Tuning Organic-Inorganic and Inorganic-Inorganic Interfaces of Quantum Dots for Quantitative Fluorescence Applications

Due to the high surface-to-volume ratio of nanoparticles, the fluorescence properties of colloidal quantum dots (QDs) are strongly affected by the various interfaces present. Simple core-only QDs have an inorganic-organic surface-ligand interface, while core-shell (or core-multishell) quantum dots have, in addition, inorganic-inorganic core-shell interfaces. We have systematically tuned the interfaces of cadmium-chalcogenide or copper-indium-chalcogenide cores and upon adding cadmium- and zinc-chalcogenide shells.
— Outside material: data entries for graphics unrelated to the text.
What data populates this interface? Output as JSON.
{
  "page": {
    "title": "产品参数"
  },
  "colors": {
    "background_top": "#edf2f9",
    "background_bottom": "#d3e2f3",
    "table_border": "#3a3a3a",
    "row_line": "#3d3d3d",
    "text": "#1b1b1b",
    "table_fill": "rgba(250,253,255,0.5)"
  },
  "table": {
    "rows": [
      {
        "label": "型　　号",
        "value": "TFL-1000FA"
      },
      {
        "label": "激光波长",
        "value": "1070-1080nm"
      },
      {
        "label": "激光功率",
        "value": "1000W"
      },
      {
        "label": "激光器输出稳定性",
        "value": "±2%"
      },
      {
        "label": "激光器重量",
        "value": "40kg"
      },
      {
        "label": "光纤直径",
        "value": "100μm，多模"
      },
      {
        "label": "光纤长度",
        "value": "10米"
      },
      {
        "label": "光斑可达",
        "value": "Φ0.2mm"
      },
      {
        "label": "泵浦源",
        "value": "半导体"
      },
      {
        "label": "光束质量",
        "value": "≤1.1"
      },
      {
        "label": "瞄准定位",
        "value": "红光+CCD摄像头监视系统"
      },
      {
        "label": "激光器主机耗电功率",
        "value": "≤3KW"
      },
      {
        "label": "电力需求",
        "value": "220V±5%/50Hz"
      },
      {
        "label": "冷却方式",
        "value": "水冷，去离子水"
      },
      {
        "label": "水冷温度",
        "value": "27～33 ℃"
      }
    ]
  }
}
The optical and structural properties at the ensemble and single particle level are analyzed by a combination of time-resolved fluorescence spectroscopy, single-particle fluorescence microscopy, quantitative FT-IR absorption spectroscopy, X-ray photoelectron (XPS) spectroscopy and high-resolution TEM/HAADF-STEM/EELS microscopy. In particular, we explore connections between the structural details of the interfaces and the quantum yield, radiative and non-radiative excited state decay rates, ligand binding, fluorescence blinking and the formation of a dark fraction. We also evaluate the response of these properties to external environments will be discussed to help devise strategies to tailor QDs for various applications. To illustrate these connections, I will present several applications utilizing bandgap and lifetime engineering of quantum dots – in particular for ultrasensitive biophysical and biomedical imaging.